Томпсон кивнул на человека в дальнем углу. Негр поднял голову и улыбнулся мне. Во взгляде его сквозила насмешка, и в то же время он был явно смущен. Я подошел и пожал ему руку. Уилсон был совсем молод, под тридцать, не больше. От правого уха к шее у него шел бледный шрам, исчезавший за воротником рубашки. Взгляд был твердый и спокойный; он поправил свой красный в полоску галстук и сказал:
— Может, сядем в отдельную кабинку?
— Давайте!
По пути в кабинку Уилсон обернулся и сказал:
— Пожалуйста, Томпсон, принесите нам туда мартини и виски.
— Вы работаете в фирме Брэдфорда, да? — спросил я.
— Да. Они взяли меня на службу уже больше года назад.
Я кивнул.
— Все как полагается, — сказал Уилсон. — Мне предоставили хороший отдельный кабинет, стол секретарши стоит у моей двери, чтобы клиенты, преходя и уходя, видели меня. Ну, вы сами знаете.

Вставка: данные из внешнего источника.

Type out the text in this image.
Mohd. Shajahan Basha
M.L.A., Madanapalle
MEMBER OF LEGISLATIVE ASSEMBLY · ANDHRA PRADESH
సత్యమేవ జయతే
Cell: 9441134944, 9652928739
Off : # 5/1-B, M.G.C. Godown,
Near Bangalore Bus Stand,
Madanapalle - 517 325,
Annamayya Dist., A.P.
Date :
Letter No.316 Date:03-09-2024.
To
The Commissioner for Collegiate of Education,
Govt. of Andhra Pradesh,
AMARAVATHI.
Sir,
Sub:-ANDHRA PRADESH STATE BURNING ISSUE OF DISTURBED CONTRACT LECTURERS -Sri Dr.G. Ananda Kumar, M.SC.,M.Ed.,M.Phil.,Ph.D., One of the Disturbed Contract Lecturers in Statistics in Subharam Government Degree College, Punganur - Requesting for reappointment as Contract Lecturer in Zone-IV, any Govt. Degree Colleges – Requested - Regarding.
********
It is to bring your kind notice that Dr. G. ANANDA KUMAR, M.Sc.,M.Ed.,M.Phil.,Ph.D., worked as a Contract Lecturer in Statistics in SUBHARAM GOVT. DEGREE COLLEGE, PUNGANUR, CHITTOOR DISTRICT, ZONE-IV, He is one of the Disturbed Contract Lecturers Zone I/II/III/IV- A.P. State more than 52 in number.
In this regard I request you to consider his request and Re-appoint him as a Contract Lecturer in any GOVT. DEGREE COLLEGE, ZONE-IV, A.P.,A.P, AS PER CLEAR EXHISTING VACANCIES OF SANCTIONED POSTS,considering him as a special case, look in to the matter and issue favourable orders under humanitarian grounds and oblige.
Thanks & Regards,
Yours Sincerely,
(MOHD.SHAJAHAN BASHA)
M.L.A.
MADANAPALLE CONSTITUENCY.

Я прекрасно понимал, что он имеет в виду, и все же испытывал легкое раздражение. У меня были друзья среди молодых адвокатов, и ни один из них не получил отдельного кабинета, даже проработав в фирме несколько лет. Рассуждая объективно, этому молодому человеку повезло, но говорить ему об этом не стоило, потому что мы оба с ним знали, почему именно ему повезло, — он явился своего рода капризом судьбы, неким продуктом, на который вдруг появился спрос! Образованный негр. Перед ним открылись новые горизонты, будущее сулило многое. И все-таки он был всего лишь модной игрушкой.
— Какого рода дела вы вели?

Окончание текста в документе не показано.